A cobalt(II)-terpyridine complex showing field-induced slow magnetic relaxation behavior via reverse spin-crossover

Abstract

Multistable molecular magnetic materials that exhibit different magnetic bistability are highly attractive, however, materials showing multistablilties are relatively rare. Herein, we present a rare example of the coexistence of thermally-induced spin-crossover (SCO) and field-supported single-ion magnet (SIM) observed in bromine-functionalized cobalt(II) complex [Co(Brphtpy)2](PF6)2 (Brphtpy = 4'-(4-Bromophenyl)-2,2':6',2''-terpyridine, 1).
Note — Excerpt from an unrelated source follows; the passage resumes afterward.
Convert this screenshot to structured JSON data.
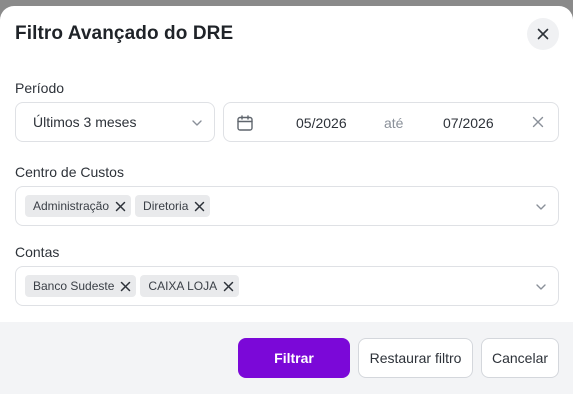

The temperature-dependent magnetic susceptibility and differential scanning calorimetry experiment shows a gradual SCO behavior in the temperature range of 400-125 K with the T1/2 = 325 K. Interestingly, reverse SCO behavior was observed below 125 K, which induces to a mixed high spin and low spin Co2+ ions in complex 1. At lower temperature, frequency- and temperature-dependent slow magnetic relaxation behaviors processed via Raman and direct relaxation were evidenced under an applied dc field of 1000 Oe with the estimated effective energy barrier being 26.2 K, possibly originating from the small fraction of high spin Co(II) ions or low spin Co(II) ions. This work provides not only a new bifunctional SCO-SIM complex but also a promising way for designing multi-stable molecular magnetic materials through reverse spin-crossover behavior.